We went through about six rounds of CSP updates before everything was clean.
Production cutover
We run two environments on Cloudflare Pages from the same repo.
The main branch is production, and any other branch deploys as a preview.
The build.sh script checks the CF_PAGES_BRANCH environment variable and sets JEKYLL_ENV accordingly. Production builds remove the dev-tools directory and keep the sitemap. Staging builds remove the sitemap and add noindex headers.
The DNS cutover was straightforward because we already managed our DNS in Cloudflare.
Adding www.demandsphere.com as a custom domain on the Pages project automatically swapped the CNAME from Kinsta to Pages.
After the cutover, we ran a Screaming Frog crawl and found a few issues to fix.
We also found that our favicon wasn’t showing up in Google’s search results.
Two problems: the root /favicon.ico was returning a 404 because we hadn’t copied it to the root directory, and our PNG favicon was only 32x32 pixels. Google requires at least 48x48. We added a 96x96 PNG, a 48x48 PNG, a web manifest, and a proper multi-size ICO at the root.

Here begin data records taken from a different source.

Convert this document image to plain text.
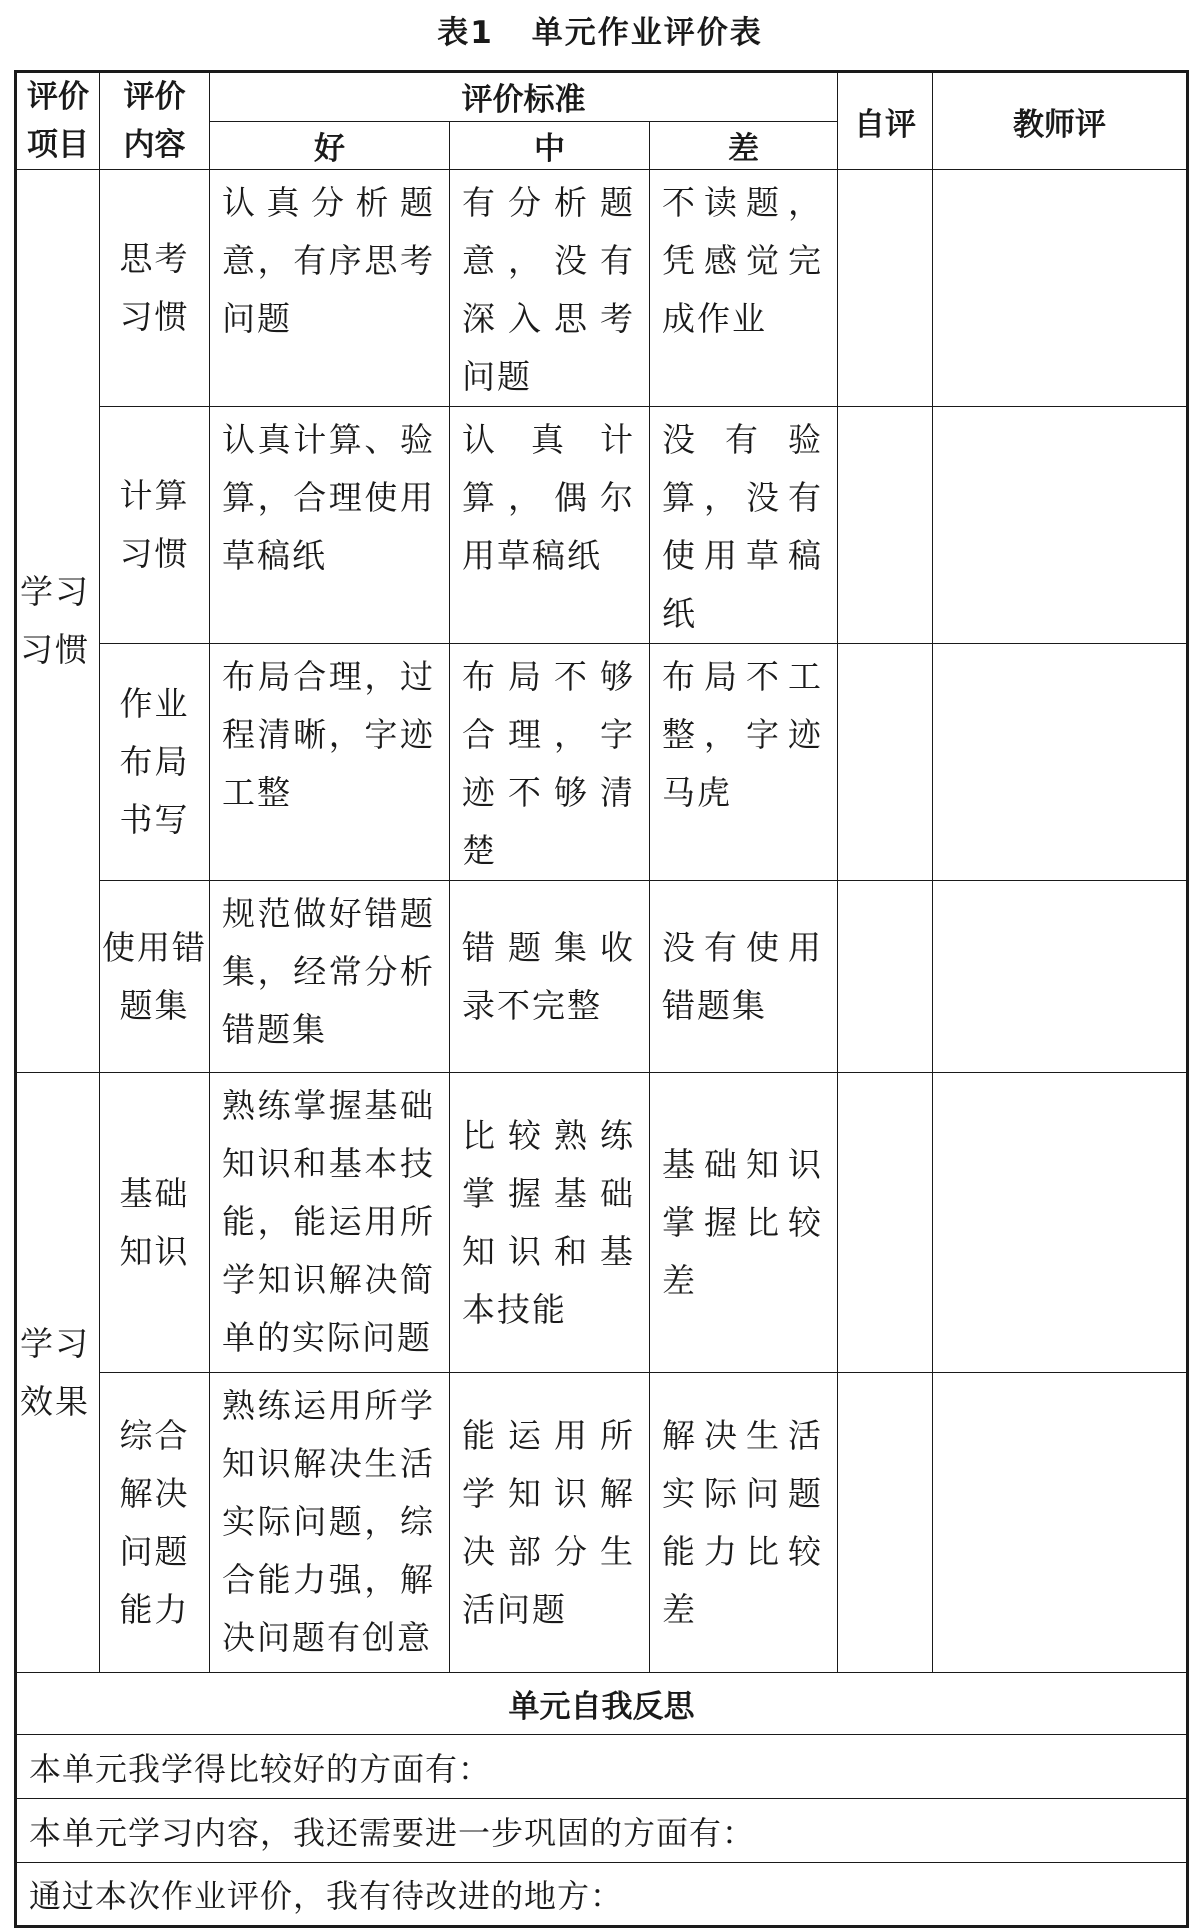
表1 单元作业评价表
评价项目	评价内容	评价标准			自评	教师评
		好	中	差		
学习习惯	思考习惯	认真分析题意，有序思考问题	有分析题意，没有深入思考问题	不读题，凭感觉完成作业		
	计算习惯	认真计算、验算，合理使用草稿纸	认真计算，偶尔用草稿纸	没有验算，没有使用草稿纸		
	作业布局书写	布局合理，过程清晰，字迹工整	布局不够合理，字迹不够清楚	布局不工整，字迹马虎		
	使用错题集	规范做好错题集，经常分析错题集	错题集收录不完整	没有使用错题集		
学习效果	基础知识	熟练掌握基础知识和基本技能，能运用所学知识解决简单的实际问题	比较熟练掌握基础知识和基本技能	基础知识掌握比较差		
	综合解决问题能力	熟练运用所学知识解决生活实际问题，综合能力强，解决问题有创意	能运用所学知识解决部分生活问题	解决生活实际问题能力比较差		
单元自我反思						
本单元我学得比较好的方面有：						
本单元学习内容，我还需要进一步巩固的方面有：						
通过本次作业评价，我有待改进的地方：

Google’s favicon cache is slow to update, but the technical setup is now correct.
What’s next
There’s still a lot to do.
We have about 65 images over 100KB that need optimization. Most of our 288 migrated blog posts only have a generic “Blog” tag and could use proper categorization.
It’s working well overall, and we’re very happy with the migration. We can now execute on new content ideas far faster and at much higher quality than we have ever been able to do so before.